County officials: Social Security numbers of Suffolk employees, retirees accessed in cyberattack

This applies only to county employees and retirees who were enrolled with the county's medical health plan since 2013.

Rachel Yonkunas

Dec 1, 2022, 9:33 PM

Updated 507 days ago

Share:

Thousands of Social Security numbers of Suffolk County employees and retirees were exposed during the September cyberattack, according to county officials.
A spokesperson for the county tells News 12 that the ongoing forensic investigation into the breach revealed that around 26,000 Social Security numbers may have been accessed by hackers.
County Executive Steve Bellone said the forensic team investigating the breach discovered a county server containing employee health plan information had been compromised.
County officials had a four-hour meeting on Wednesday about this wide-scale breach of personal data.
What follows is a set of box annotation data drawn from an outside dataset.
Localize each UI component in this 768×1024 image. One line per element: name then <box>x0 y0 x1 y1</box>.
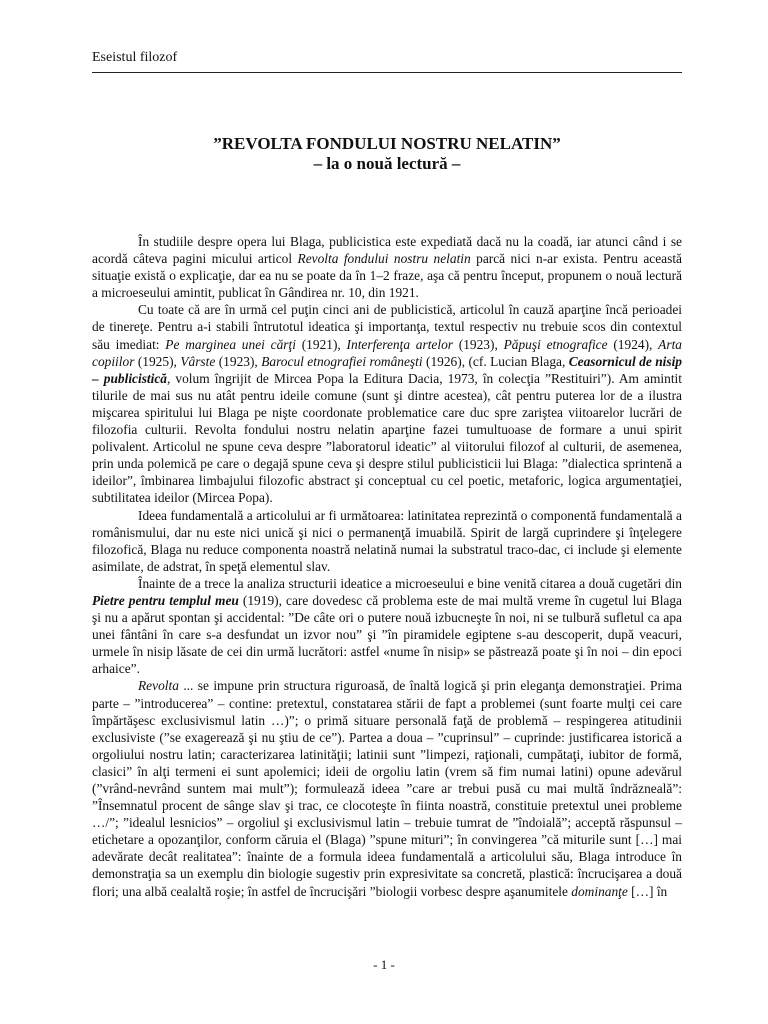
text-run: (1925), <box>134 353 181 369</box>
text-run: (1919), care dovedesc că problema este de mai multă vreme în cugetul lui Blaga şi nu a apărut spontan şi accidental: ”De câte ori o putere nouă izbucneşte în noi, ni se tulbură sufletul ca apa unei fântâni în care s-a desfundat un izvor nou” şi ”în piramidele egiptene s-au descoperit, după veacuri, urmele în nisip lăsate de cei din urmă lucrători: astfel «nume în nisip» se păstrează poate şi în noi – din epoci arhaice”. <box>92 592 682 677</box>
title-block <box>92 134 682 174</box>
text-run: parcă nici n-ar exista. Pentru această situaţie există o explicaţie, dar ea nu se poate da în 1–2 fraze, aşa că pentru început, propunem o nouă lectură a microeseului amintit, publicat în Gândirea nr. 10, din 1921. <box>92 251 682 301</box>
page-number: - 1 - <box>373 957 395 972</box>
body-paragraph <box>92 507 682 575</box>
article-title: ”REVOLTA FONDULUI NOSTRU NELATIN” <box>213 134 561 153</box>
text-run: Cu toate că are în urmă cel puţin cinci ani de publicistică, articolul în cauză aparţine încă perioadei de tinereţe. Pentru a-i stabili întrutotul ideatica şi importanţa, textul respectiv nu trebuie scos din contextul său imediat: <box>92 302 682 352</box>
body-paragraph <box>92 575 682 678</box>
text-run: ... se impune prin structura riguroasă, de înaltă logică şi prin eleganţa demonstraţiei. Prima parte – ”introducerea” – contine: pretextul, constatarea stării de fapt a problemei (sunt foarte mulţi cei care împărtăşesc exclusivismul latin …)”; o primă situare personală faţă de problemă – respingerea atitudinii exclusiviste (”se exagerează şi nu ştiu de ce”). Partea a doua – ”cuprinsul” – cuprinde: justificarea istorică a orgoliului nostru latin; caracterizarea latinităţii; latinii sunt ”limpezi, raţionali, cumpătaţi, iubitor de formă, clasici” în alţi termeni ei sunt apolemici; ideii de orgoliu latin (vrem să fim numai latini) opune adevărul (”vrând-nevrând suntem mai mult”); formulează ideea ”care ar trebui pusă cu mai multă îndrăzneală”: ”Însemnatul procent de sânge slav şi trac, ce clocoteşte în fiinta noastră, constituie pretextul unei probleme …/”; ”idealul lesnicios” – orgoliul şi exclusivismul latin – trebuie tumrat de ”îndoială”; acceptă răspunsul – etichetare a opozanţilor, conform căruia el (Blaga) ”spune mituri”; în convingerea ”că miturile sunt […] mai adevărate decât realitatea”: înainte de a formula ideea fundamentală a articolului său, Blaga introduce în demonstraţia sa un exemplu din biologie sugestiv prin expresivitate sa concretă, plastică: încrucişarea a două flori; una albă cealaltă roşie; în astfel de încrucişări ”biologii vorbesc despre aşanumitele <box>92 678 682 899</box>
article-subtitle: – la o nouă lectură – <box>313 154 461 173</box>
text-run: (1924), <box>607 336 659 352</box>
body-paragraph <box>92 233 682 301</box>
emphasized-text: Ceasornicul de nisip – publicistică <box>92 353 682 386</box>
body-paragraph <box>92 677 682 899</box>
text-run: (1921), <box>295 336 347 352</box>
emphasized-text: Revolta <box>138 678 179 694</box>
emphasized-text: Vârste <box>180 353 216 369</box>
emphasized-text: Interferenţa artelor <box>346 336 453 352</box>
text-run: (1923), <box>215 353 262 369</box>
text-run: (1923), <box>452 336 504 352</box>
text-run: , volum îngrijit de Mircea Popa la Editura Dacia, 1973, în colecţia ”Restituiri”). Am amintit tilurile de mai sus nu atât pentru ideile comune (sunt şi dintre acestea), cât pentru puterea lor de a ilustra mişcarea spiritului lui Blaga pe nişte coordonate problematice care duc spre zariştea viitoarelor lucrări de filozofia culturii. Revolta fondului nostru nelatin aparţine fazei tumultuoase de formare a unui spirit polivalent. Articolul ne spune ceva despre ”laboratorul ideatic” al viitorului filozof al culturii, de asemenea, prin unda polemică pe care o degajă spune ceva şi despre stilul publicisticii lui Blaga: ”dialectica sprintenă a ideilor”, îmbinarea limbajului filozofic abstract şi conceptual cu cel poetic, metaforic, logica argumentaţiei, subtilitatea ideilor (Mircea Popa). <box>92 370 682 506</box>
emphasized-text: Barocul etnografiei româneşti <box>261 353 423 369</box>
text-run: […] în <box>627 883 668 899</box>
emphasized-text: dominanţe <box>571 883 628 899</box>
text-run: În studiile despre opera lui Blaga, publicistica este expediată dacă nu la coadă, iar atunci când i se acordă câteva pagini micului articol <box>92 234 682 267</box>
text-run: Ideea fundamentală a articolului ar fi următoarea: latinitatea reprezintă o componentă fundamentală a românismului, dar nu este nici unică şi nici o permanenţă imuabilă. Spirit de largă cuprindere şi înţelegere filozofică, Blaga nu reduce componenta noastră nelatină numai la substratul traco-dac, ci include şi elemente asimilate, de adstrat, în speţă elementul slav. <box>92 507 682 574</box>
emphasized-text: Păpuşi etnografice <box>503 336 608 352</box>
article-body <box>92 233 682 900</box>
text-run: (1926), (cf. Lucian Blaga, <box>422 353 569 369</box>
emphasized-text: Revolta fondului nostru nelatin <box>297 251 471 267</box>
body-paragraph <box>92 301 682 506</box>
header-rule <box>92 72 682 73</box>
text-run: Înainte de a trece la analiza structurii ideatice a microeseului e bine venită citarea a două cugetări din <box>138 575 682 591</box>
running-head: Eseistul filozof <box>92 50 178 65</box>
emphasized-text: Arta copiilor <box>92 336 682 369</box>
emphasized-text: Pietre pentru templul meu <box>92 592 239 608</box>
emphasized-text: Pe marginea unei cărţi <box>165 336 296 352</box>
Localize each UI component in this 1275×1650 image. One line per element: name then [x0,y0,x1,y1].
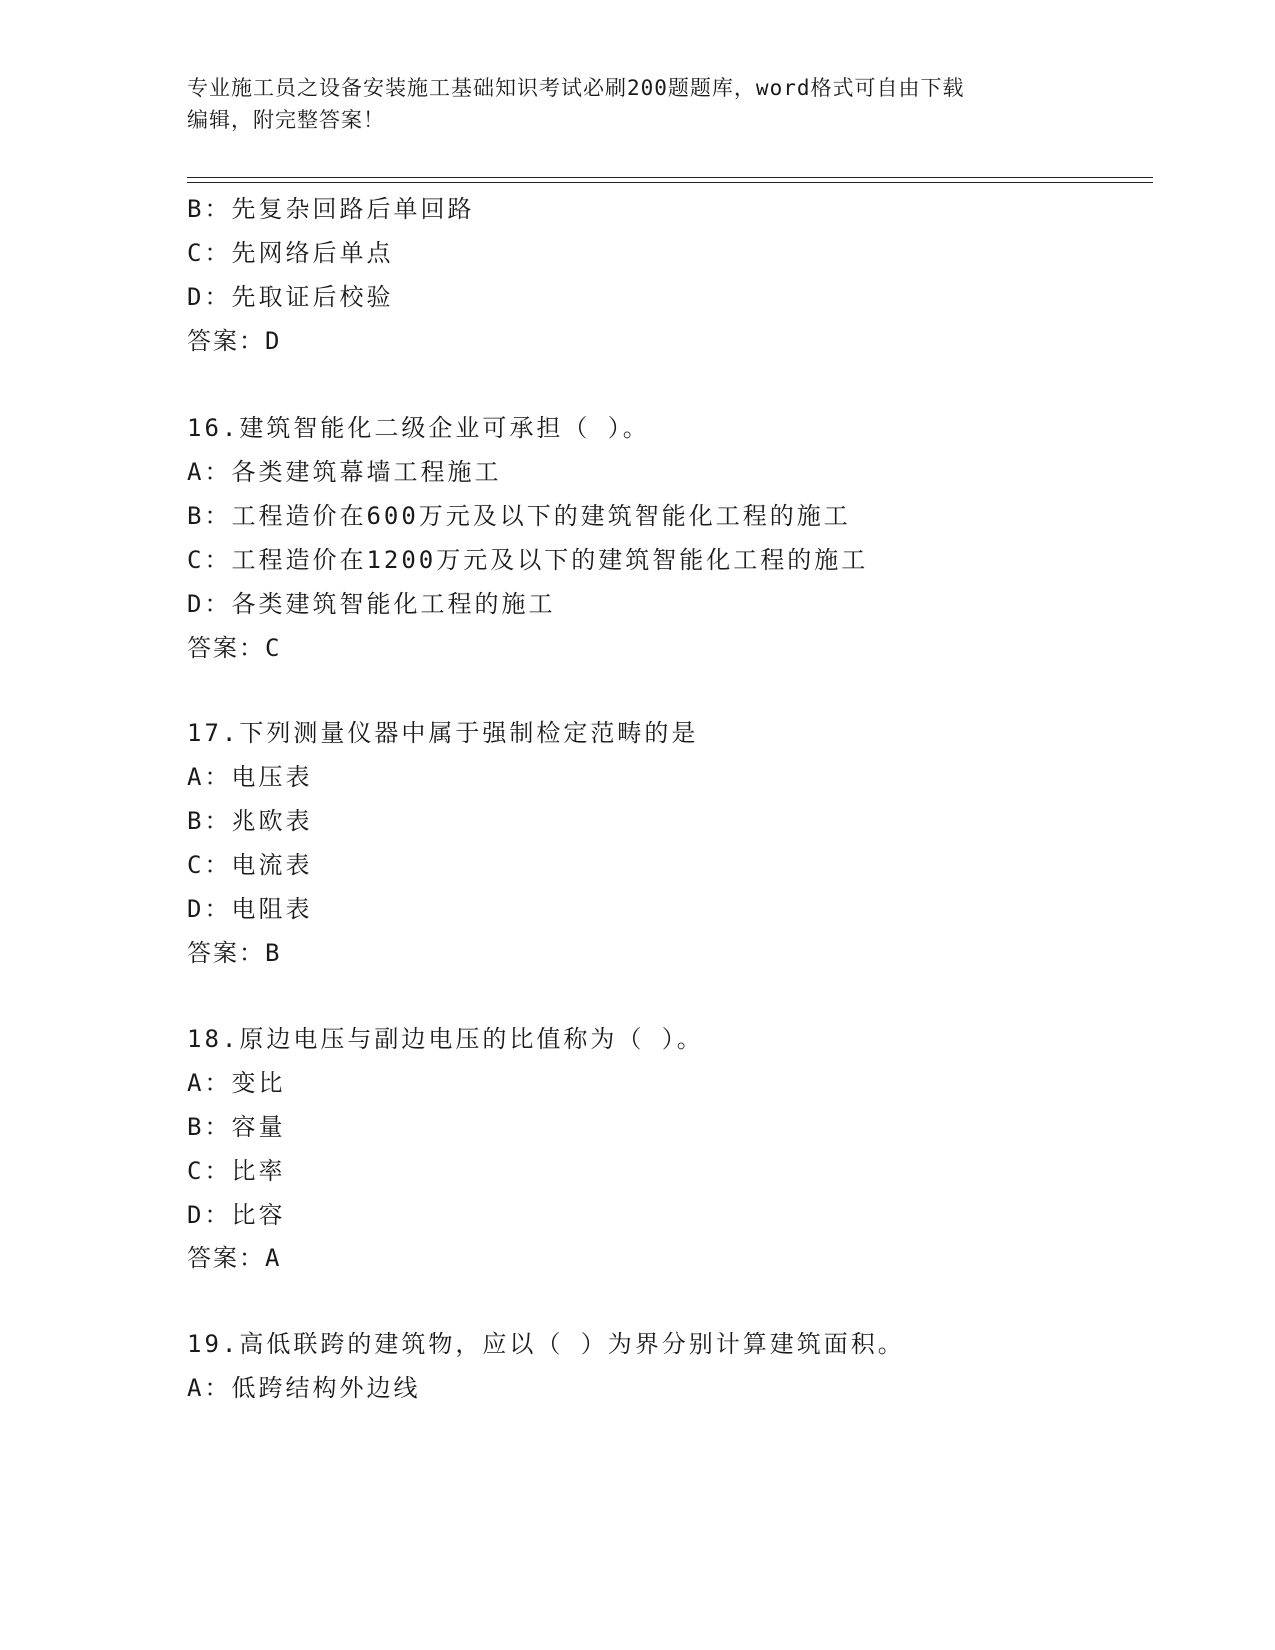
q15-option-c: C：先网络后单点 [187,239,394,267]
q17-answer: 答案：B [187,939,282,967]
q15-answer: 答案：D [187,327,282,355]
header-divider-top [187,177,1153,178]
header-divider-bottom [187,182,1153,183]
q18-option-b: B：容量 [187,1113,286,1141]
document-header [187,72,1087,136]
q15-option-d: D：先取证后校验 [187,283,394,311]
q17-option-d: D：电阻表 [187,895,313,923]
q18-answer: 答案：A [187,1244,282,1272]
q16-question: 16.建筑智能化二级企业可承担（ ）。 [187,414,650,442]
q16-option-a: A：各类建筑幕墙工程施工 [187,458,502,486]
q17-option-a: A：电压表 [187,763,313,791]
q19-option-a: A：低跨结构外边线 [187,1374,421,1402]
q15-option-b: B：先复杂回路后单回路 [187,195,475,223]
header-title-line2: 编辑，附完整答案！ [187,108,385,132]
q16-option-b: B：工程造价在600万元及以下的建筑智能化工程的施工 [187,502,851,530]
q18-question: 18.原边电压与副边电压的比值称为（ ）。 [187,1025,704,1053]
q18-option-c: C：比率 [187,1157,286,1185]
header-title-line1: 专业施工员之设备安装施工基础知识考试必刷200题题库，word格式可自由下载 [187,76,965,100]
q16-option-c: C：工程造价在1200万元及以下的建筑智能化工程的施工 [187,546,869,574]
q18-option-a: A：变比 [187,1069,286,1097]
q17-option-b: B：兆欧表 [187,807,313,835]
q17-question: 17.下列测量仪器中属于强制检定范畴的是 [187,719,699,747]
q17-option-c: C：电流表 [187,851,313,879]
q16-option-d: D：各类建筑智能化工程的施工 [187,590,556,618]
q16-answer: 答案：C [187,634,282,662]
q18-option-d: D：比容 [187,1201,286,1229]
q19-question: 19.高低联跨的建筑物，应以（ ）为界分别计算建筑面积。 [187,1330,905,1358]
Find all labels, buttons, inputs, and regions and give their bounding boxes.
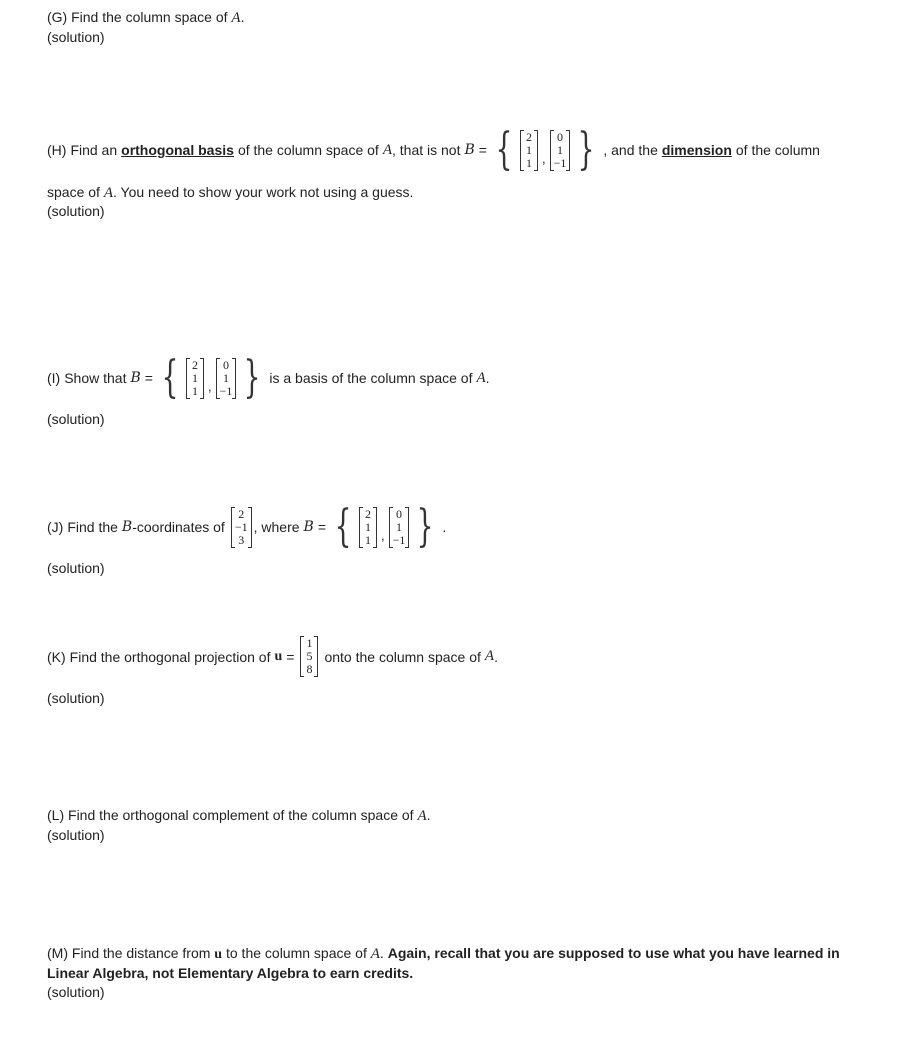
question-text: to the column space of (225, 945, 367, 961)
equals-sign: = (286, 648, 295, 665)
vector-entry: −1 (553, 155, 567, 170)
question-j (47, 501, 447, 552)
question-k (47, 636, 498, 677)
set-variable: B (303, 519, 314, 535)
question-text: onto the column space of (324, 648, 481, 665)
vector-entry: 0 (396, 506, 403, 521)
right-brace: } (577, 124, 595, 175)
question-text: , and the (603, 142, 658, 158)
vector-u: u (214, 947, 223, 962)
vector-u: u (274, 648, 283, 664)
solution-placeholder-g: (solution) (47, 29, 105, 45)
solution-placeholder-k: (solution) (47, 690, 105, 706)
period: . (485, 370, 490, 386)
right-brace: } (417, 501, 434, 552)
bold-reminder: Again, recall that you are supposed to use what you have learned in Linear Algebra, not Elementary Algebra to earn credits. (47, 945, 840, 981)
question-text: Show that (64, 370, 127, 386)
vector-u-entries (300, 636, 318, 677)
vector-entry: 1 (396, 519, 403, 534)
vector-entry: −1 (392, 532, 406, 547)
vector-entry: −1 (219, 383, 233, 398)
vector-entry: 2 (525, 129, 532, 144)
left-brace: { (161, 352, 179, 403)
basis-set (490, 124, 600, 175)
set-variable: B (464, 142, 475, 158)
question-label: (H) (47, 142, 67, 158)
basis-vector-1 (359, 507, 377, 548)
question-text: , where (253, 519, 300, 535)
matrix-variable: A (484, 648, 495, 664)
matrix-variable: A (417, 808, 427, 824)
question-g (47, 8, 244, 27)
left-brace: { (334, 501, 352, 552)
question-text: Find the column space of (71, 9, 228, 25)
matrix-variable: A (231, 10, 241, 26)
left-brace: { (495, 124, 513, 175)
basis-vector-2 (389, 507, 410, 548)
question-label: (G) (47, 9, 68, 25)
question-text: Find the orthogonal projection of (69, 648, 271, 665)
set-variable: B (130, 370, 141, 386)
vector-entry: 1 (556, 142, 563, 157)
vector-entry: 1 (365, 532, 372, 547)
equals-sign: = (478, 142, 487, 158)
orthogonal-basis-link[interactable]: orthogonal basis (121, 142, 234, 158)
equals-sign: = (317, 519, 327, 535)
vector-entry: 0 (222, 357, 229, 372)
matrix-variable: A (103, 185, 113, 201)
separator: , (541, 151, 546, 166)
question-text: space of (47, 184, 100, 200)
question-label: (J) (47, 519, 64, 535)
question-text: . (379, 945, 384, 961)
basis-vector-2 (550, 130, 571, 171)
period: . (240, 9, 245, 25)
question-text: -coordinates of (132, 519, 225, 535)
basis-set (156, 352, 266, 403)
vector-entry: 1 (306, 636, 313, 650)
matrix-variable: A (370, 946, 380, 962)
question-text: . You need to show your work not using a guess. (113, 184, 414, 200)
question-i (47, 352, 490, 403)
basis-vector-2 (216, 358, 237, 399)
period: . (494, 648, 498, 665)
vector-entry: −1 (234, 519, 248, 534)
set-variable: B (121, 519, 133, 535)
vector-entry: 8 (306, 662, 313, 676)
question-text: Find the (67, 519, 118, 535)
solution-placeholder-i: (solution) (47, 411, 105, 427)
vector-entry: 3 (238, 532, 245, 547)
question-text: Find an (70, 142, 118, 158)
question-label: (M) (47, 945, 68, 961)
solution-placeholder-h: (solution) (47, 203, 105, 219)
right-brace: } (243, 352, 261, 403)
question-text: of the column space of (237, 142, 379, 158)
question-text: Find the distance from (71, 945, 211, 961)
vector-entry: 1 (525, 142, 532, 157)
vector-entry: 1 (191, 370, 198, 385)
question-label: (K) (47, 648, 66, 665)
vector-entry: 2 (365, 506, 372, 521)
separator: , (381, 528, 385, 543)
dimension-link[interactable]: dimension (661, 142, 732, 158)
question-m (47, 944, 867, 983)
vector-entry: 1 (222, 370, 229, 385)
question-label: (I) (47, 370, 61, 386)
vector-entry: 1 (525, 155, 532, 170)
question-h-line2 (47, 183, 413, 202)
question-label: (L) (47, 807, 65, 823)
vector-entry: 0 (556, 129, 563, 144)
vector-entry: 2 (191, 357, 198, 372)
solution-placeholder-l: (solution) (47, 827, 105, 843)
matrix-variable: A (476, 369, 486, 386)
basis-vector-1 (186, 358, 204, 399)
matrix-variable: A (382, 141, 392, 158)
basis-set (329, 501, 439, 552)
question-text: is a basis of the column space of (269, 370, 473, 386)
period: . (442, 519, 447, 535)
question-h (47, 124, 820, 175)
question-l (47, 806, 431, 825)
vector-entry: 5 (306, 649, 313, 663)
target-vector (231, 507, 252, 548)
question-text: Find the orthogonal complement of the column space of (68, 807, 414, 823)
basis-vector-1 (520, 130, 538, 171)
question-text: , that is not (391, 142, 461, 158)
solution-placeholder-j: (solution) (47, 560, 105, 576)
question-text: of the column (735, 142, 820, 158)
separator: , (207, 379, 212, 394)
period: . (426, 807, 431, 823)
solution-placeholder-m: (solution) (47, 984, 105, 1000)
vector-entry: 1 (191, 383, 198, 398)
vector-entry: 2 (238, 506, 245, 521)
equals-sign: = (144, 370, 153, 386)
vector-entry: 1 (365, 519, 372, 534)
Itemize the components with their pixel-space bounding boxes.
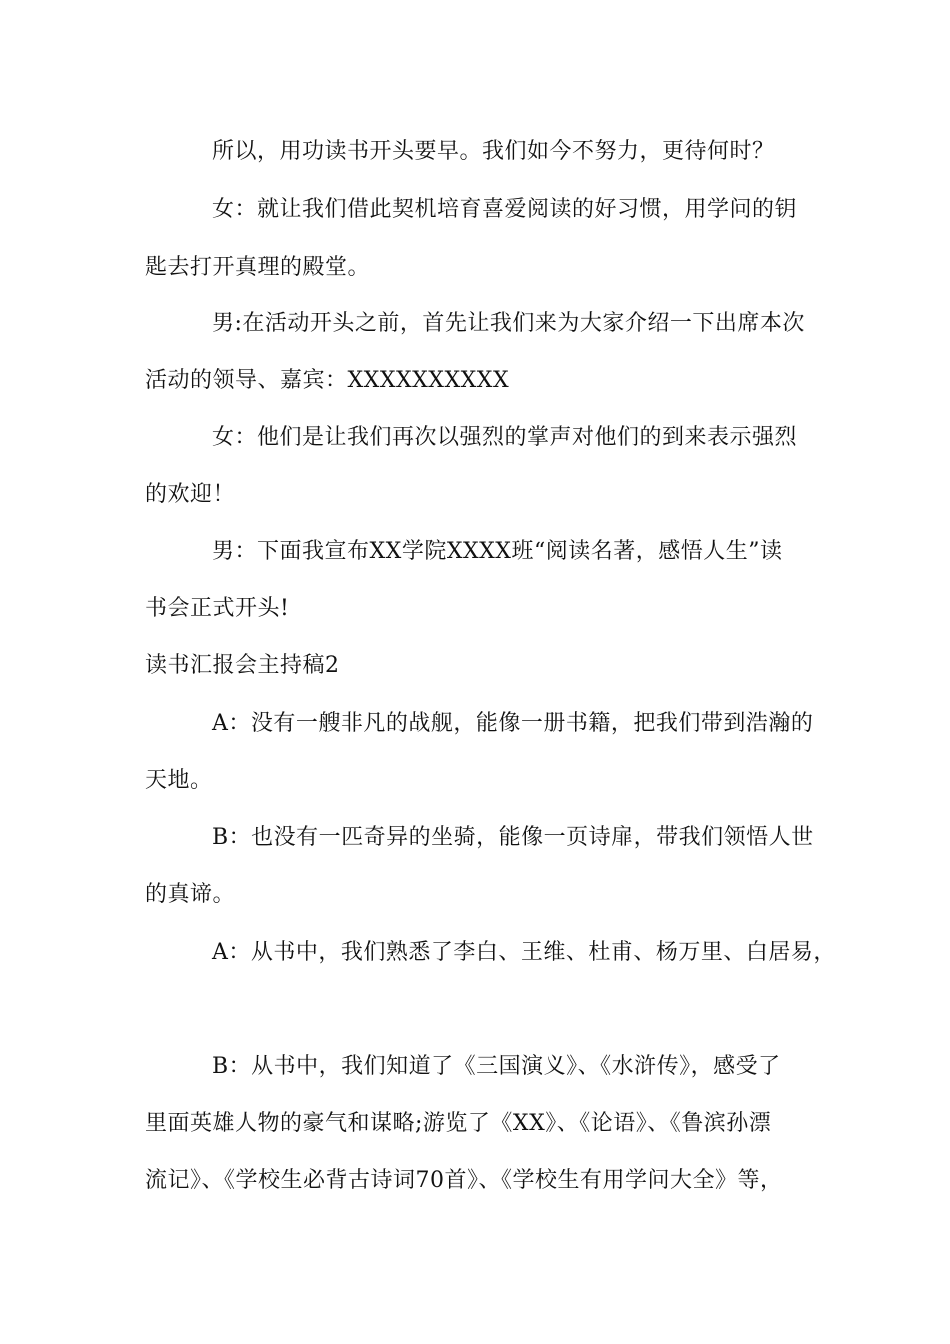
paragraph-line: 匙去打开真理的殿堂。 xyxy=(145,255,371,280)
paragraph-line: B：从书中，我们知道了《三国演义》、《水浒传》，感受了 xyxy=(212,1054,781,1079)
paragraph-line: 里面英雄人物的豪气和谋略;游览了《XX》、《论语》、《鲁滨孙漂 xyxy=(145,1111,772,1136)
paragraph-line: A：没有一艘非凡的战舰，能像一册书籍，把我们带到浩瀚的 xyxy=(212,711,814,736)
paragraph-line: 的欢迎！ xyxy=(145,482,236,507)
paragraph-line: 男：下面我宣布XX学院XXXX班“阅读名著，感悟人生”读 xyxy=(212,539,783,564)
paragraph-line: 男:在活动开头之前，首先让我们来为大家介绍一下出席本次 xyxy=(212,311,805,336)
paragraph-line: B：也没有一匹奇异的坐骑，能像一页诗扉，带我们领悟人世 xyxy=(212,825,814,850)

They do not believe protected health information was exposed, but said Social numbers were taken from the server.
This applies only to county employees and retirees who were enrolled with the county's medical health plan since 2013.
"This was a serious cyber incident from the beginning," said County Executive Bellone. "We don't have evidence that any Social Security numbers have been published on the dark web, but based on that we want to offer the free identity theft protection services to as wide a group as possible that could be potentially impacted."
This issue happened after it was discovered that tax refunds would be delayed and nearly 500,000 driver's license numbers were potentially stolen.
Suffolk County Comptroller John Kennedy's Social Security number could have possibly been exposed and he says he didn't hear about it until News 12 told him.
"I want to thank News 12 for contacting me," Kennedy said. "Would have been nice if the county executive or anybody with his team reached out to the chief fiscal officer for the county."
Former Suffolk County legislator DuWayne Gregory, who also discovered his Social Security number could have been accessed, agrees that there needs to be more transparency.
"I think there needs to be more protection for people who were affected," Gregory said.
On Friday, the county will begin mailing letters to the thousands of impacted individuals with information about next steps. They will provide free credit monitoring and identity theft protection services for up to 12 months.
There will also be a special legislative committee to investigate how this happened.